C'est en fait dans ses dialogues romanesques
qu'il s'est révélé meilleur dramaturge. Du Neveu de
Rameau au Rêve de d'Alembert, en passant par le
Supplément au Voyage de Bougainville, le dialogue
diderotien14 a réussi le croisement du théâtre et
du roman. Dans Jacques le Fataliste, dialogue et
récit s'engendrent continuellement l'un l'autre. Les
histoires racontées viennent illustrer et mettre à
l'épreuve les idées avancées dans le cours du dialogue et, réciproquement, les récits font surgir de
nouveaux débats, donc de nouveaux dialogues.
Jacques se caractérise par cette circulation incessante de l'un à l'autre, qui concilie la linéarité du
récit – s'inscrivant par définition entre un début et
une fin – et la dynamique circulaire d'une forme qui
permet à une histoire d'être commentée à l'infini,
ou de rebondir infiniment dans d'autres histoires.
D'autre part, comme le fait remarquer Roger
Lewinter, « les récits compris dans la trame de
Jacques le Fataliste sont, pour la plupart, des
drames de mystification : exercices de comédiens
qui, par la maîtrise qu'ils ont d'eux-mêmes – leur
insensibilité de tête – ont prise sensible sur les
autres, dont ils se jouent à dessein15 ».

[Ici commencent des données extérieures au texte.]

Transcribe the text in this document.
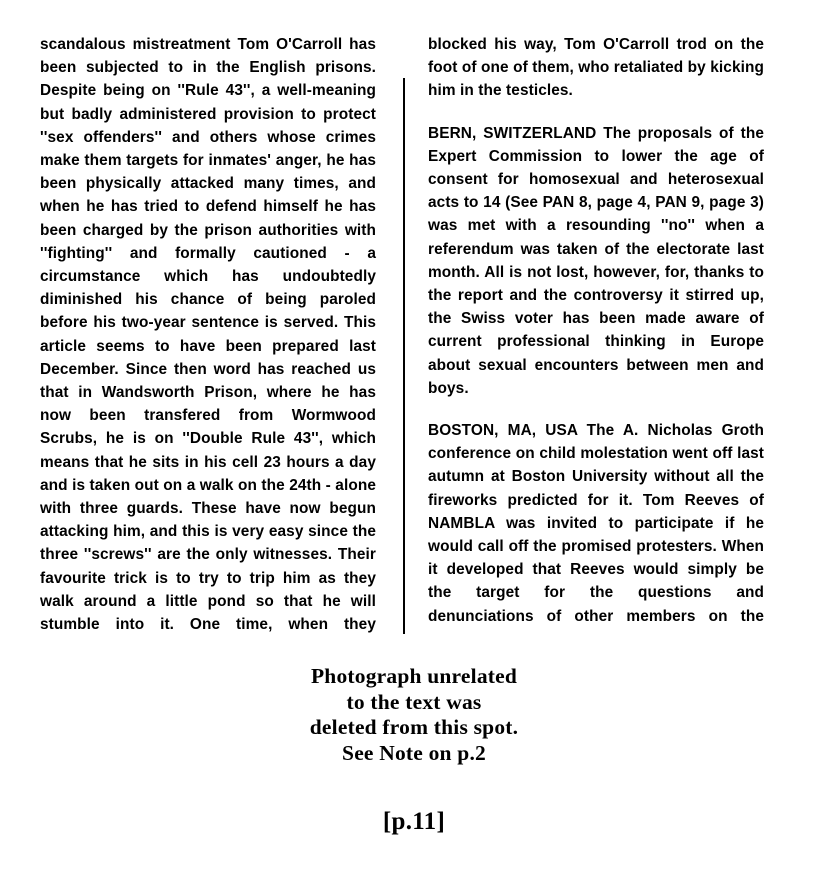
scandalous mistreatment Tom O'Carroll has been subjected to in the English prisons. Despite being on ''Rule 43'', a well-meaning but badly administered provision to protect ''sex offenders'' and others whose crimes make them targets for inmates' anger, he has been physically attacked many times, and when he has tried to defend himself he has been charged by the prison authorities with ''fighting'' and formally cautioned - a circumstance which has undoubtedly diminished his chance of being paroled before his two-year sentence is served. This article seems to have been prepared last December. Since then word has reached us that in Wandsworth Prison, where he has now been transfered from Wormwood Scrubs, he is on ''Double Rule 43'', which means that he sits in his cell 23 hours a day and is taken out on a walk on the 24th - alone with three guards. These have now begun attacking him, and this is very easy since the three ''screws'' are the only witnesses. Their favourite trick is to try to trip him as they walk around a little pond so that he will stumble into it. One time, when they

blocked his way, Tom O'Carroll trod on the foot of one of them, who retaliated by kicking him in the testicles.

BERN, SWITZERLAND The proposals of the Expert Commission to lower the age of consent for homosexual and heterosexual acts to 14 (See PAN 8, page 4, PAN 9, page 3) was met with a resounding ''no'' when a referendum was taken of the electorate last month. All is not lost, however, for, thanks to the report and the controversy it stirred up, the Swiss voter has been made aware of current professional thinking in Europe about sexual encounters between men and boys.

BOSTON, MA, USA The A. Nicholas Groth conference on child molestation went off last autumn at Boston University without all the fireworks predicted for it. Tom Reeves of NAMBLA was invited to participate if he would call off the promised protesters. When it developed that Reeves would simply be the target for the questions and denunciations of other members on the

Photograph unrelated
to the text was
deleted from this spot.
See Note on p.2
[p.11]
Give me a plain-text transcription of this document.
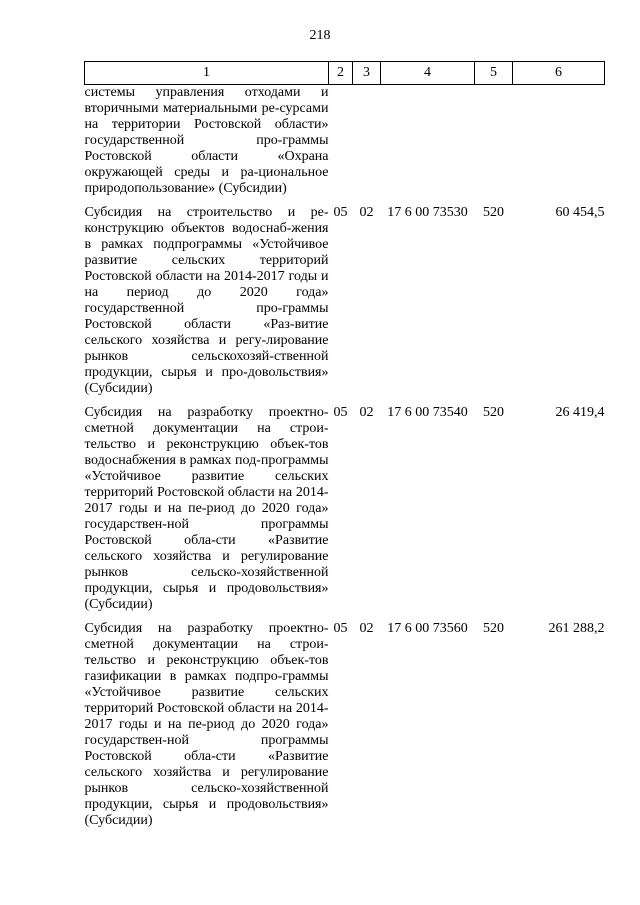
218
1	2	3	4	5	6
системы управления отходами и вторичными материальными ре-сурсами на территории Ростовской области» государственной про-граммы Ростовской области «Охрана окружающей среды и ра-циональное природопользование» (Субсидии)					
Субсидия на строительство и ре-конструкцию объектов водоснаб-жения в рамках подпрограммы «Устойчивое развитие сельских территорий Ростовской области на 2014-2017 годы и на период до 2020 года» государственной про-граммы Ростовской области «Раз-витие сельского хозяйства и регу-лирование рынков сельскохозяй-ственной продукции, сырья и про-довольствия» (Субсидии)	05	02	17 6 00 73530	520	60 454,5
Субсидия на разработку проектно-сметной документации на строи-тельство и реконструкцию объек-тов водоснабжения в рамках под-программы «Устойчивое развитие сельских территорий Ростовской области на 2014-2017 годы и на пе-риод до 2020 года» государствен-ной программы Ростовской обла-сти «Развитие сельского хозяйства и регулирование рынков сельско-хозяйственной продукции, сырья и продовольствия» (Субсидии)	05	02	17 6 00 73540	520	26 419,4
Субсидия на разработку проектно-сметной документации на строи-тельство и реконструкцию объек-тов газификации в рамках подпро-граммы «Устойчивое развитие сельских территорий Ростовской области на 2014-2017 годы и на пе-риод до 2020 года» государствен-ной программы Ростовской обла-сти «Развитие сельского хозяйства и регулирование рынков сельско-хозяйственной продукции, сырья и продовольствия» (Субсидии)	05	02	17 6 00 73560	520	261 288,2
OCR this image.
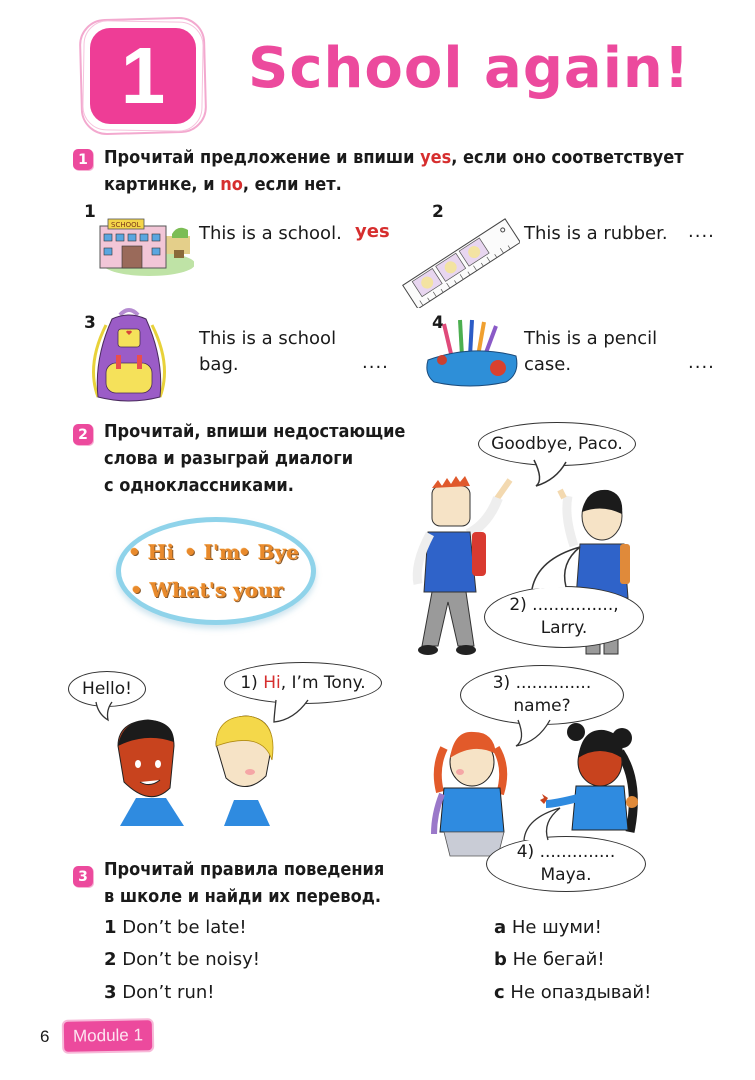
1	School again!
1 Прочитай предложение и впиши yes, если оно соответствует
картинке, и no, если нет.
1
SCHOOL	This is a school. yes
2
This is a rubber. ....
3
This is a school
bag.	....
4
This is a pencil
case.	....
2 Прочитай, впиши недостающие
слова и разыграй диалоги
с одноклассниками.
• Hi • I'm
• Bye
• What's your
Goodbye, Paco.
2) ...............,
Larry.
Hello!	1) Hi, I’m Tony.	3) ..............
name?
4) ..............
Maya.
3 Прочитай правила поведения
в школе и найди их перевод.
1 Don’t be late!
2 Don’t be noisy!
3 Don’t run!
a Не шуми!
b Не бегай!
c Не опаздывай!
6	Module 1
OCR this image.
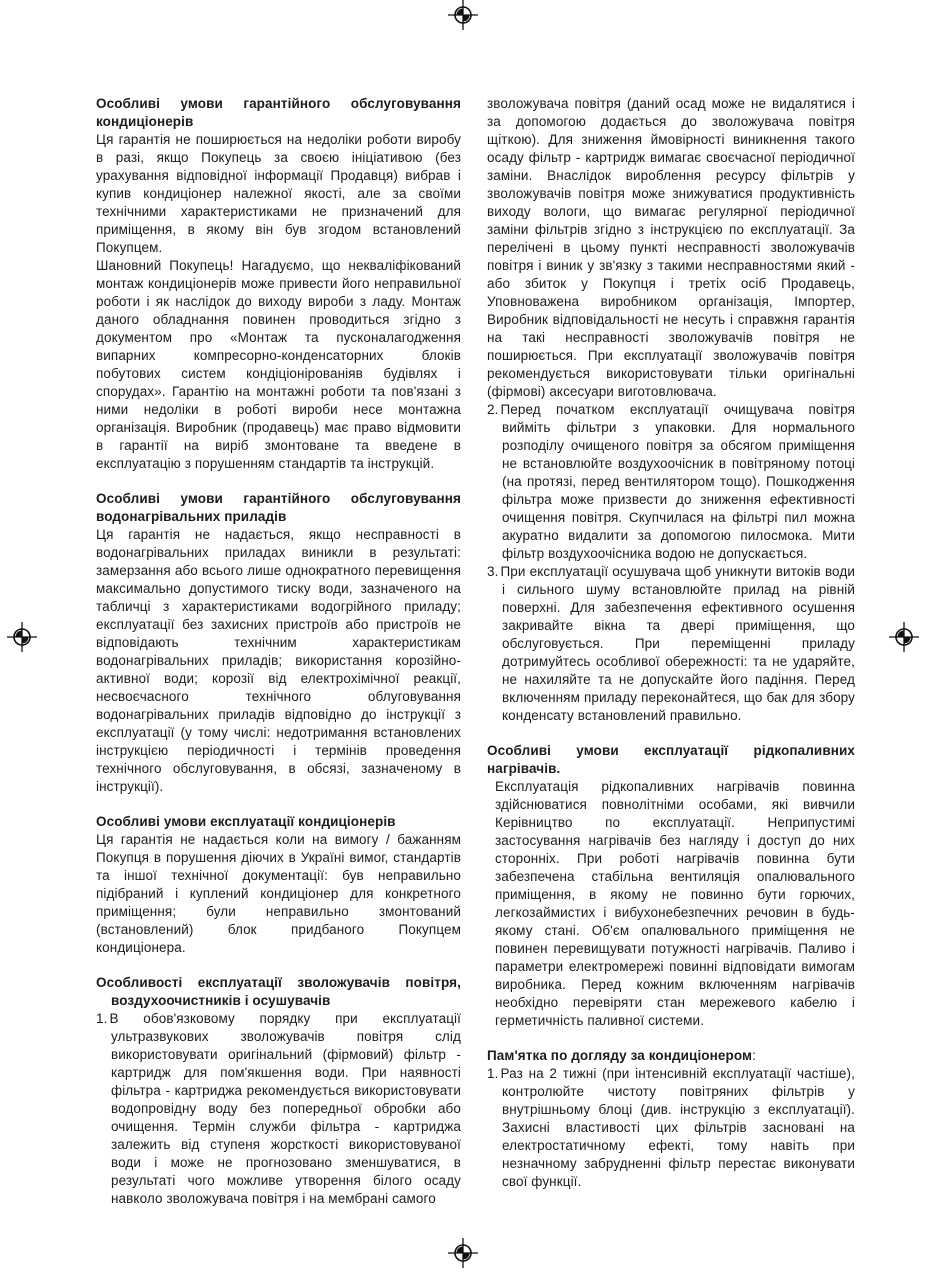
Особливі умови гарантійного обслуговування кондиціонерів

Ця гарантія не поширюється на недоліки роботи виробу в разі, якщо Покупець за своєю ініціативою (без урахування відповідної інформації Продавця) вибрав і купив кондиціонер належної якості, але за своїми технічними характеристиками не призначений для приміщення, в якому він був згодом встановлений Покупцем.

Шановний Покупець! Нагадуємо, що некваліфікований монтаж кондиціонерів може привести його неправильної роботи і як наслідок до виходу вироби з ладу. Монтаж даного обладнання повинен проводиться згідно з документом про «Монтаж та пусконалагодження випарних компресорно-конденсаторних блоків побутових систем кондіціонірованіяв будівлях і спорудах». Гарантію на монтажні роботи та пов'язані з ними недоліки в роботі вироби несе монтажна організація. Виробник (продавець) має право відмовити в гарантії на виріб змонтоване та введене в експлуатацію з порушенням стандартів та інструкцій.

Особливі умови гарантійного обслуговування водонагрівальних приладів

Ця гарантія не надається, якщо несправності в водонагрівальних приладах виникли в результаті: замерзання або всього лише однократного перевищення максимально допустимого тиску води, зазначеного на табличці з характеристиками водогрійного приладу; експлуатації без захисних пристроїв або пристроїв не відповідають технічним характеристикам водонагрівальних приладів; використання корозійно-активної води; корозії від електрохімічної реакції, несвоєчасного технічного облуговування водонагрівальних приладів відповідно до інструкції з експлуатації (у тому числі: недотримання встановлених інструкцією періодичності і термінів проведення технічного обслуговування, в обсязі, зазначеному в інструкції).

Особливі умови експлуатації кондиціонерів

Ця гарантія не надається коли на вимогу / бажанням Покупця в порушення діючих в Україні вимог, стандартів та іншої технічної документації: був неправильно підібраний і куплений кондиціонер для конкретного приміщення; були неправильно змонтований (встановлений) блок придбаного Покупцем кондиціонера.

Особливості експлуатації зволожувачів повітря, воздухоочистників і осушувачів
1. В обов'язковому порядку при експлуатації ультразвукових зволожувачів повітря слід використовувати оригінальний (фірмовий) фільтр - картридж для пом'якшення води. При наявності фільтра - картриджа рекомендується використовувати водопровідну воду без попередньої обробки або очищення. Термін служби фільтра - картриджа залежить від ступеня жорсткості використовуваної води і може не прогнозовано зменшуватися, в результаті чого можливе утворення білого осаду навколо зволожувача повітря і на мембрані самого

зволожувача повітря (даний осад може не видалятися і за допомогою додається до зволожувача повітря щіткою). Для зниження ймовірності виникнення такого осаду фільтр - картридж вимагає своєчасної періодичної заміни. Внаслідок вироблення ресурсу фільтрів у зволожувачів повітря може знижуватися продуктивність виходу вологи, що вимагає регулярної періодичної заміни фільтрів згідно з інструкцією по експлуатації. За перелічені в цьому пункті несправності зволожувачів повітря і виник у зв'язку з такими несправностями який - або збиток у Покупця і третіх осіб Продавець, Уповноважена виробником організація, Імпортер, Виробник відповідальності не несуть і справжня гарантія на такі несправності зволожувачів повітря не поширюється. При експлуатації зволожувачів повітря рекомендується використовувати тільки оригінальні (фірмові) аксесуари виготовлювача.

2. Перед початком експлуатації очищувача повітря вийміть фільтри з упаковки. Для нормального розподілу очищеного повітря за обсягом приміщення не встановлюйте воздухоочісник в повітряному потоці (на протязі, перед вентилятором тощо). Пошкодження фільтра може призвести до зниження ефективності очищення повітря. Скупчилася на фільтрі пил можна акуратно видалити за допомогою пилосмока. Мити фільтр воздухоочісника водою не допускається.
3. При експлуатації осушувача щоб уникнути витоків води і сильного шуму встановлюйте прилад на рівній поверхні. Для забезпечення ефективного осушення закривайте вікна та двері приміщення, що обслуговується. При переміщенні приладу дотримуйтесь особливої обережності: та не ударяйте, не нахиляйте та не допускайте його падіння. Перед включенням приладу переконайтеся, що бак для збору конденсату встановлений правильно.
Особливі умови експлуатації рідкопаливних нагрівачів.

Експлуатація рідкопаливних нагрівачів повинна здійснюватися повнолітніми особами, які вивчили Керівництво по експлуатації. Неприпустимі застосування нагрівачів без нагляду і доступ до них сторонніх. При роботі нагрівачів повинна бути забезпечена стабільна вентиляція опалювального приміщення, в якому не повинно бути горючих, легкозаймистих і вибухонебезпечних речовин в будь-якому стані. Об'єм опалювального приміщення не повинен перевищувати потужності нагрівачів. Паливо і параметри електромережі повинні відповідати вимогам виробника. Перед кожним включенням нагрівачів необхідно перевіряти стан мережевого кабелю і герметичність паливної системи.

Пам'ятка по догляду за кондиціонером:
1. Раз на 2 тижні (при інтенсивній експлуатації частіше), контролюйте чистоту повітряних фільтрів у внутрішньому блоці (див. інструкцію з експлуатації). Захисні властивості цих фільтрів засновані на електростатичному ефекті, тому навіть при незначному забрудненні фільтр перестає виконувати свої функції.
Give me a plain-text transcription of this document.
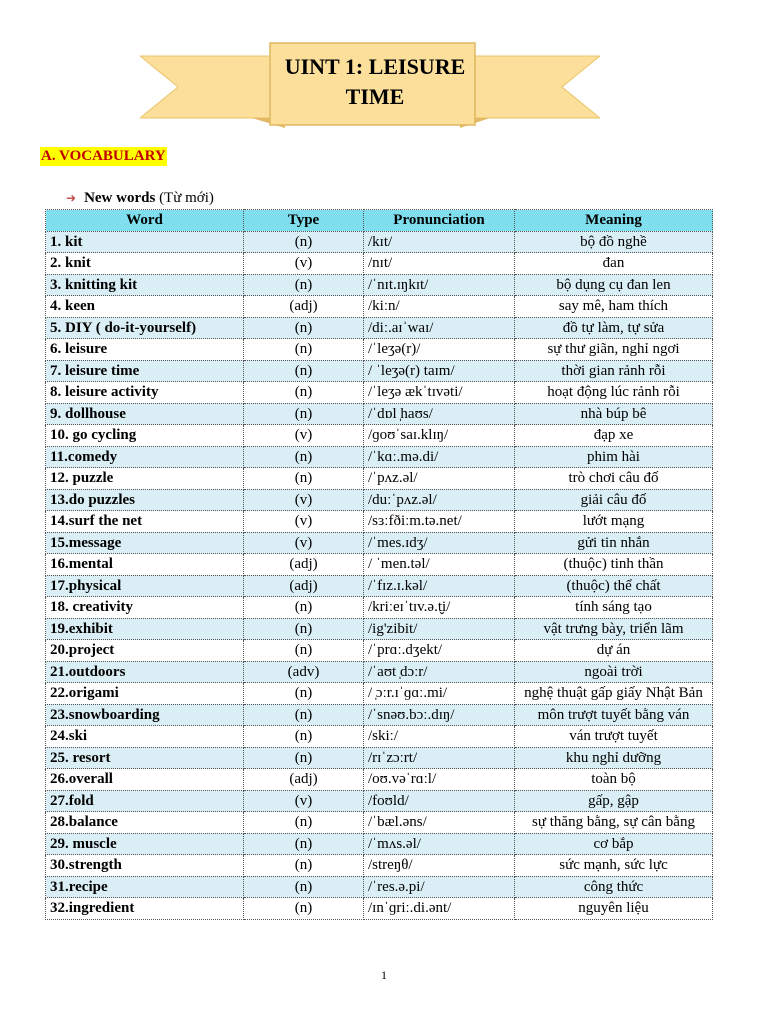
UINT 1: LEISURE
TIME
A. VOCABULARY
➜ New words (Từ mới)
Word	Type	Pronunciation	Meaning
1. kit	(n)	/kɪt/	bộ đồ nghề
2. knit	(v)	/nɪt/	đan
3. knitting kit	(n)	/ˈnɪt.ɪŋkɪt/	bộ dụng cụ đan len
4. keen	(adj)	/kiːn/	say mê, ham thích
5. DIY ( do-it-yourself)	(n)	/diː.aɪˈwaɪ/	đồ tự làm, tự sửa
6. leisure	(n)	/ˈleʒə(r)/	sự thư giãn, nghỉ ngơi
7. leisure time	(n)	/ ˈleʒə(r) taɪm/	thời gian rảnh rỗi
8. leisure activity	(n)	/ˈleʒə ækˈtɪvəti/	hoạt động lúc rảnh rỗi
9. dollhouse	(n)	/ˈdɒl ̩haʊs/	nhà búp bê
10. go cycling	(v)	/ɡoʊˈsaɪ.klɪŋ/	đạp xe
11.comedy	(n)	/ˈkɑː.mə.di/	phim hài
12. puzzle	(n)	/ˈpʌz.əl/	trò chơi câu đố
13.do puzzles	(v)	/duːˈpʌz.əl/	giải câu đố
14.surf the net	(v)	/sɜːfðiːm.tə.net/	lướt mạng
15.message	(v)	/ˈmes.ɪdʒ/	gửi tin nhắn
16.mental	(adj)	/ ˈmen.təl/	(thuộc) tinh thần
17.physical	(adj)	/ˈfɪz.ɪ.kəl/	(thuộc) thể chất
18. creativity	(n)	/kriːeɪˈtɪv.ə.t̬i/	tính sáng tạo
19.exhibit	(n)	/ig'zibit/	vật trưng bày, triển lãm
20.project	(n)	/ˈprɑː.dʒekt/	dự án
21.outdoors	(adv)	/ˈaʊt ̩dɔːr/	ngoài trời
22.origami	(n)	/ ̩ɔːr.ɪˈɡɑː.mi/	nghệ thuật gấp giấy Nhật Bản
23.snowboarding	(n)	/ˈsnəʊ.bɔː.dɪŋ/	môn trượt tuyết bằng ván
24.ski	(n)	/skiː/	ván trượt tuyết
25. resort	(n)	/rɪˈzɔːrt/	khu nghỉ dưỡng
26.overall	(adj)	/oʊ.vəˈrɑːl/	toàn bộ
27.fold	(v)	/foʊld/	gấp, gập
28.balance	(n)	/ˈbæl.əns/	sự thăng bằng, sự cân bằng
29. muscle	(n)	/ˈmʌs.əl/	cơ bắp
30.strength	(n)	/streŋθ/	sức mạnh, sức lực
31.recipe	(n)	/ˈres.ə.pi/	công thức
32.ingredient	(n)	/ɪnˈɡriː.di.ənt/	nguyên liệu
1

Plusieurs personnages, de Mme de La Pommeraye au chevalier de Saint-Ouin, réunissent en effet
les qualités paradoxales requises du grand comédien
selon Diderot : « Je lui veux beaucoup de jugement ;
il me faut dans cet homme un spectateur froid et
tranquille ; j'en exige, par conséquent, de la pénétration et nulle sensibilité, l'art de tout imiter, ou, ce
qui revient au même, une égale aptitude à toutes
sortes de caractères et de rôles16. »
Ils créent une illusion dont le destinataire est
triple : la victime, interne au récit, à qui la mise en
scène est directement destinée, le ou les auditeurs
représentés dans le récit cadre, qui complètent la narration par leurs interventions diverses, et qui figurent eux-mêmes le lecteur du roman.